I have no idea if this is a good way to handle our tax issues or not. We're still not meeting the quarterly payment minimum, but last year the interest on the account covered the penalty +, so I'm not too concerned.

If you're self-employed (or even if you aren't), how do you manage paying the tax man (or for other large yearly expenses)? Any hints, tricks or tips?

8 Responses to “Death and Taxes- mostly the latter.”

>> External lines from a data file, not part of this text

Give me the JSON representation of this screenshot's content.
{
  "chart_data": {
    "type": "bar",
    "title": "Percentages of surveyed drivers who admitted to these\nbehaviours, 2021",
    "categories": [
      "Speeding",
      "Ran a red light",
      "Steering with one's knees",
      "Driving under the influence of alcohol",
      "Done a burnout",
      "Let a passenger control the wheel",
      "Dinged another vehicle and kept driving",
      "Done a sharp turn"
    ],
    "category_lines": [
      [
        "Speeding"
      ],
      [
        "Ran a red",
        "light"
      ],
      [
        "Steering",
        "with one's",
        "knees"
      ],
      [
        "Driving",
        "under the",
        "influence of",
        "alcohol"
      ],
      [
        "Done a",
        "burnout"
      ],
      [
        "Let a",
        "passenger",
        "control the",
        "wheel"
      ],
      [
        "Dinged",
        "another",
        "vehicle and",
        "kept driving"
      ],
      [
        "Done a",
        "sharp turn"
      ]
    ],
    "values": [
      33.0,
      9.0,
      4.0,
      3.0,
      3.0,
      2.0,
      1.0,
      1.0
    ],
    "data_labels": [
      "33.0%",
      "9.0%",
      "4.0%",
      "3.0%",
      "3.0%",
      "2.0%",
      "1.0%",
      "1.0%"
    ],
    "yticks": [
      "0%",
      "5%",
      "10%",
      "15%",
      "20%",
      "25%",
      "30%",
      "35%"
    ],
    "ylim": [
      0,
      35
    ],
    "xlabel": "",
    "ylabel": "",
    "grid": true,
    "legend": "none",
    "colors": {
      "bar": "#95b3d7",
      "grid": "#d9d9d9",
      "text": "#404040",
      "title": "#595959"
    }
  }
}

  1. Joan.of.the.Arch Says:

    Set aside 25% from each check. State and local income taxes were not paid quarterly, so needed some in April for those, too.

  2. Joan.of.the.Arch Says:

    Uh sorry, that was not a suggestion. It is just what I did. Set asides will depend on your own tax situation, of course.

  3. thriftorama Says:

    Self employment is a headache. We would save as much as possible in a reserve account, we set up a SEP-IRA ( a MUST), and when it was time to do taxes, we calculated how much we earned, how much we could put in out SEP-IRA-- which significantly reduced our tax liability and boosted retirement savings, then paid whatever was left that we owed.

  4. Broken Arrow Says:

    Very interesting! Didn't know a law firm partner is considered self-employed. That's an interesting avatar as well, by the way. Where did you create it? Looks like a Xbox Live avatar.

  5. MomEsq Says:

    Thanks for the advice! I assume that someone's always come up with a better way to do things than me. (Esp. since in this case, I know next to nothing.)

    Broken Arrow: It is an Xbox avatar-I'm a lawyer and a geek! Smile

  6. Broken Arrow Says:

    And your husband is a very lucky man. Wink

  7. NJDebbie Says:

    I know that it must hurt to have to cancel the long awaited vacation and most people would've kept their plans and put it on the credit card. I'm proud that you decided not to add any more debt and over extend- yourself. Can't give you any advice on your tax situation. Sorry!

  8. lizajane Says:

    I used to set aside a flat amount from each check toward taxes, so that there was enough for the quarterly payment plus cushion to roll over to the next quarter if needed. Income was sufficient enough that I refused to touch the accumulation so that IF the quarterly tax payments weren't enough, there would be leftover to pay Uncle Sam. If it wasn't needed, it was usually a nice enough chunk to put against debt.

    I like thriftorama's SEP-IRA setup, and wish I'd known it was an option sooner. (I'm no longer self-employed, so it's all water under the bridge.)